Nah, di sini jelas bahwa taat pada ajaran Nabi Muhammad dapat diterje-mahkan bahwa seluruh ibadah, baik mahdah maupun sunat, sepanjang itu ajaran Allah via Nabi Muhammad, maka kita wajib laksanakan.

Itulah sebabnya, shalawat adalah tolok ukur utama serta faktor pertama yang merupakan dasar dan fondasi dalam rangka menunjukkan sikap bakti kita kepada Rasulullah SAW.

Tidak ada ayat satu pun dalam Al-Qur'an yg menyuruh kita shalat dengan asumsi karena Allah juga shalat. Tidak ada satu ayat pun dalam Al-Qur'an yang mememerintah kita untuk berzakat dengan alasan karena Allah juga berzakat.

Bahkan semua kwajiban dalam hal-hal yang sifatnya fardhu, tidak ada satu ayat pun yang mengatakan bahwa Allah sudah mempraktekkannya. Tetapi hanya ada satu-satunya ayat, ketika Allah menyuruh kita melaksanakannya, maka justru Allah telah duluan melakukannya. Dan ibadah itu adalah shalawat...

"Innallaha wa malaikatahu yushalluna alan Nabi,....Ya Ayyuhallazina amanuu shallu alaihi wa sallimu taslima....

Terus bagaimana kita menghadapi orang yang membid'ahkan shalawat?

Komunitas yang membid'ahkan shalawat, adalah tindakan tidak berakhlak kepada Rasulullah. Komunitas ini memandang bahwa orang yang bershalawat dimaknai dengan ungkapan berlebihan dalam hal puji-pujia terhadap Nabi.

Sementara kita berpikir bahwa salah satu bentuk ungkapan rasa hormat dan gembira kita, baik atas lahirnya Nabi maupun dalam hal statusnya yang mulia itu...
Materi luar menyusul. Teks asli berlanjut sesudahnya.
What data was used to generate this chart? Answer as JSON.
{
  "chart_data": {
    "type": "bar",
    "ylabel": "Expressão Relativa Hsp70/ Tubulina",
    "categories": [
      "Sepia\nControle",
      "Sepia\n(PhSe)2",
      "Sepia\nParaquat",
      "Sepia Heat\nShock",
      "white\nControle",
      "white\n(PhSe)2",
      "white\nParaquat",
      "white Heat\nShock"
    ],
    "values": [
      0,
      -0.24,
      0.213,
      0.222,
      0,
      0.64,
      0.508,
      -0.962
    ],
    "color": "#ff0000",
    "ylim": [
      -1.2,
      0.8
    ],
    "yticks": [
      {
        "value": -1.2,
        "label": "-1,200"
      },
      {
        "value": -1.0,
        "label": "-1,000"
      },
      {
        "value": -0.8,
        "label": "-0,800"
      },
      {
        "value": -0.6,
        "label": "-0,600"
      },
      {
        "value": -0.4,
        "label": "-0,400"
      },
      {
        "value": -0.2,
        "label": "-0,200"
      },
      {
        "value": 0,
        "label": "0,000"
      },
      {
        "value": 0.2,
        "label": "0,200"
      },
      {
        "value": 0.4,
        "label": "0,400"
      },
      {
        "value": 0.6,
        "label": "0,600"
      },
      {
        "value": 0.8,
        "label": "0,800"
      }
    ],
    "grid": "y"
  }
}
Kemudian, seperti yang sudah saya ungkap, bahwa shalawat itu adalah bagian dari baiat dan janji kita kepada Allah untuk melaksanakan apa-apa yang di perintahkan oleh Rasulullah Saw....

Jadi bagi saya, untuk menjawab ini hanya ada satu kalimat: walana a'maluna, walakum a'malukum. Kami, dengan amaliyah kami, silakan kalian, dengan amaliah kamu dengan cara kamu.